In the framing of the folk tale anthology “One Thousand and One Nights,” Scheherazade prolongs her life day by day with the stories she tells her murderous husband. Something similar, and similarly fanciful, happens in “Persian Lessons,” a film by “House of Sand and Fog” director Vadim Perelman. The notable differences between the old fable and this new one are that the film’s protagonist prolongs his existence by teaching his potential killer words in Persian, or Farsi — a language he doesn’t know — and that the backdrop for his desperate undertaking is the Holocaust.

The fake-language instructor is Gilles (Nahuel Pérez Biscayart), a French- and German-speaking Belgian Jew who’s caught in a Nazi roundup. By happenstance, Gilles has just acquired a bilingual French-Farsi book of Persian myths, which inspires him to declare that he’s half Persian and not Jewish. This claim spares him immediate execution, because one of the soldiers knows that a superior officer, Klaus Koch (Lars Eidinger), wants to learn Farsi in hopes of moving to Tehran and opening a restaurant after the war.

This seems to be the moment to note that “Persian Lessons” says it’s “inspired by true events.” That may be true, but many of the details supplied by screenwriter Ilya Zofin (working from a story by Wolfgang Kohlhaase) are hard to swallow. The movie is much more compelling as a parable of communication and remembrance than as a realistic account of survival in a Nazi concentration camp.

Gilles, who assumes the name Reza, is taken to a work camp that’s also a transit center for prisoners on their way to the Nazi death factories established in Poland. He begins to concoct his own version of Farsi for Koch, who gullibly learns the words his prisoner invents. To keep this gibberish straight in his own mind, Gilles starts associating his made-up terms with the names of his fellow inmates.

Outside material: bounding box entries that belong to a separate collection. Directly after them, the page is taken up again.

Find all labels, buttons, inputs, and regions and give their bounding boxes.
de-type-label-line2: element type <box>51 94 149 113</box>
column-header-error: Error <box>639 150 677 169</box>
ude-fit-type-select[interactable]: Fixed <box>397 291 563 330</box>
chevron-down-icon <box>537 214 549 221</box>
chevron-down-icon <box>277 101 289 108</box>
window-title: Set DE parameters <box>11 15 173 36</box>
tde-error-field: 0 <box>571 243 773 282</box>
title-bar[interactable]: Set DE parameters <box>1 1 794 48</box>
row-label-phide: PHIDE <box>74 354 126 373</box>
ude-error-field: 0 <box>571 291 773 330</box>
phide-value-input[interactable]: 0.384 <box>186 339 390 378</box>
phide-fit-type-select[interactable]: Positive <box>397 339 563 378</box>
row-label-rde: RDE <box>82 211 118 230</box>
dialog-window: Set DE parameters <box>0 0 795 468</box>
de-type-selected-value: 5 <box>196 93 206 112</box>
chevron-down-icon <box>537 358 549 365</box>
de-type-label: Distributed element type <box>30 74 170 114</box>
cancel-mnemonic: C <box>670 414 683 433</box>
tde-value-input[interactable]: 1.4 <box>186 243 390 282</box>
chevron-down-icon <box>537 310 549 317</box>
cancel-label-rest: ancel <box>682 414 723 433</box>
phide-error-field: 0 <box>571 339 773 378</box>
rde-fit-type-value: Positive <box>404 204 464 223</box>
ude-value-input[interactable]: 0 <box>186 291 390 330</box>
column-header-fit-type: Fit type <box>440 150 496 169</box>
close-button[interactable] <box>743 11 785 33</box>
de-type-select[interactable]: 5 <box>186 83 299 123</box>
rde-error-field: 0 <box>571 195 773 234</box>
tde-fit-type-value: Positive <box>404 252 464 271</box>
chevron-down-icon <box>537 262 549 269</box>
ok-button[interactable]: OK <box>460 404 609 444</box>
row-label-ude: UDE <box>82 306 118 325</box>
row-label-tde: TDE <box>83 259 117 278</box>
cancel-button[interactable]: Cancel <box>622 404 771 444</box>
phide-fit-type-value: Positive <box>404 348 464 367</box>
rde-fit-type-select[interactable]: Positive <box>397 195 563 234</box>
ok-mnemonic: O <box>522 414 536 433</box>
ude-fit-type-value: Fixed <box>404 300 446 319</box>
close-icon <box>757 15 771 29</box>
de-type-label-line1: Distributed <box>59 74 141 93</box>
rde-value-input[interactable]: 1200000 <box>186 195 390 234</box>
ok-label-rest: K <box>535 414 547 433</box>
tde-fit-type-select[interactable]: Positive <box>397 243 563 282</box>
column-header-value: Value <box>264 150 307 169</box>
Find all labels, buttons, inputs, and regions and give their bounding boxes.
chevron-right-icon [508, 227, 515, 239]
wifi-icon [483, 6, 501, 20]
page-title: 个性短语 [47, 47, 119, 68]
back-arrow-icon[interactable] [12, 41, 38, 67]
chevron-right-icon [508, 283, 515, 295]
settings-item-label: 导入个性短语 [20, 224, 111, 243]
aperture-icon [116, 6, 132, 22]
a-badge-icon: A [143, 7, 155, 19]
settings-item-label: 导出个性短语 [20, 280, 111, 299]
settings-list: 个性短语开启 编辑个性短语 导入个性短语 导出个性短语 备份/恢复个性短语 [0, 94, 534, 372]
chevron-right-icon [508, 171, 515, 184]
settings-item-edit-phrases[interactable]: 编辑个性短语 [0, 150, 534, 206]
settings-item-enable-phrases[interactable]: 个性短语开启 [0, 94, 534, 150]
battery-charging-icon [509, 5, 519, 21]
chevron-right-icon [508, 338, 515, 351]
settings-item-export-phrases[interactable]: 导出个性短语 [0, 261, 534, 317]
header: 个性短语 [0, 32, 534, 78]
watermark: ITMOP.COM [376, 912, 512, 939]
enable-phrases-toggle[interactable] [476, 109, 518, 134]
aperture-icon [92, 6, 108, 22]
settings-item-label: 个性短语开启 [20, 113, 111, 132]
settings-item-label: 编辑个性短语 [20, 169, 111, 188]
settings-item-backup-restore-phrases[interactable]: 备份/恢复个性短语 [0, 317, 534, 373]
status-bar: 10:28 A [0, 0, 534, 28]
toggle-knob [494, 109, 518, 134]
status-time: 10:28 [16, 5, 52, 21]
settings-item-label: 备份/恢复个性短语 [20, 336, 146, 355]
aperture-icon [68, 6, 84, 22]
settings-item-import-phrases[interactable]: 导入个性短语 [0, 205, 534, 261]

Koch, whose own name mean “cook,” oversees the camp’s kitchen, where Gilles is given a job. (It beats breaking rocks, which is what most of the prisoners do every day.) Gilles has neat penmanship, so Koch has him enter the records of the prisoners, supplanting a messy fraulein (Leonie Benesch). She becomes one of Gilles’s several enemies among the Germans, and yet the bogus Persian survives. He’s repeatedly protected by Koch, who despite occasional doubts about his tutor maneuvers to keep him alive through episodes that would surely have proved fatal in real life.

Koch’s enthusiasm for the language he thinks he’s learning is sometimes comic, as are other aspects of the story. When not brutalizing inmates, the Germans banter about romantic aspirations and a senior officer who’s said to be less than well-endowed. There are violent moments, of course, but they’re discreetly underplayed.

Shot mostly in deeply shadowed interiors, the movie rarely makes effective use of its widescreen format. Indeed, it has a stagy quality and plays mostly as a series of theatrical exchanges between Gilles and Koch. These are handled adeptly by Pérez Biscayart, a versatile Argentine actor best known for the French AIDS drama “BPM,” and Eidinger, a German also known for a French film, “Personal Shopper.” The two multilingual performers are appropriate stars for a film made in Belarus by a Ukrainian-born Canadian director.

If the filmmakers are timid about the horrors Gilles witnesses, and may potentially experience, they do build to a surprisingly moving coda. Ultimately, the mnemonic device Gilles employs to retain his phony Persian is turned to another purpose. To reveal that purpose would spoil the movie’s most powerful scene, but it might be said that “Persian Lessons” ends with a sort of prayer for the departed.

Unrated. At Landmark’s Bethesda Row. Contains violence, brief partial nudity, sexual banter and smoking. In German, French, Italian and fake Farsi with subtitles. 127 minutes.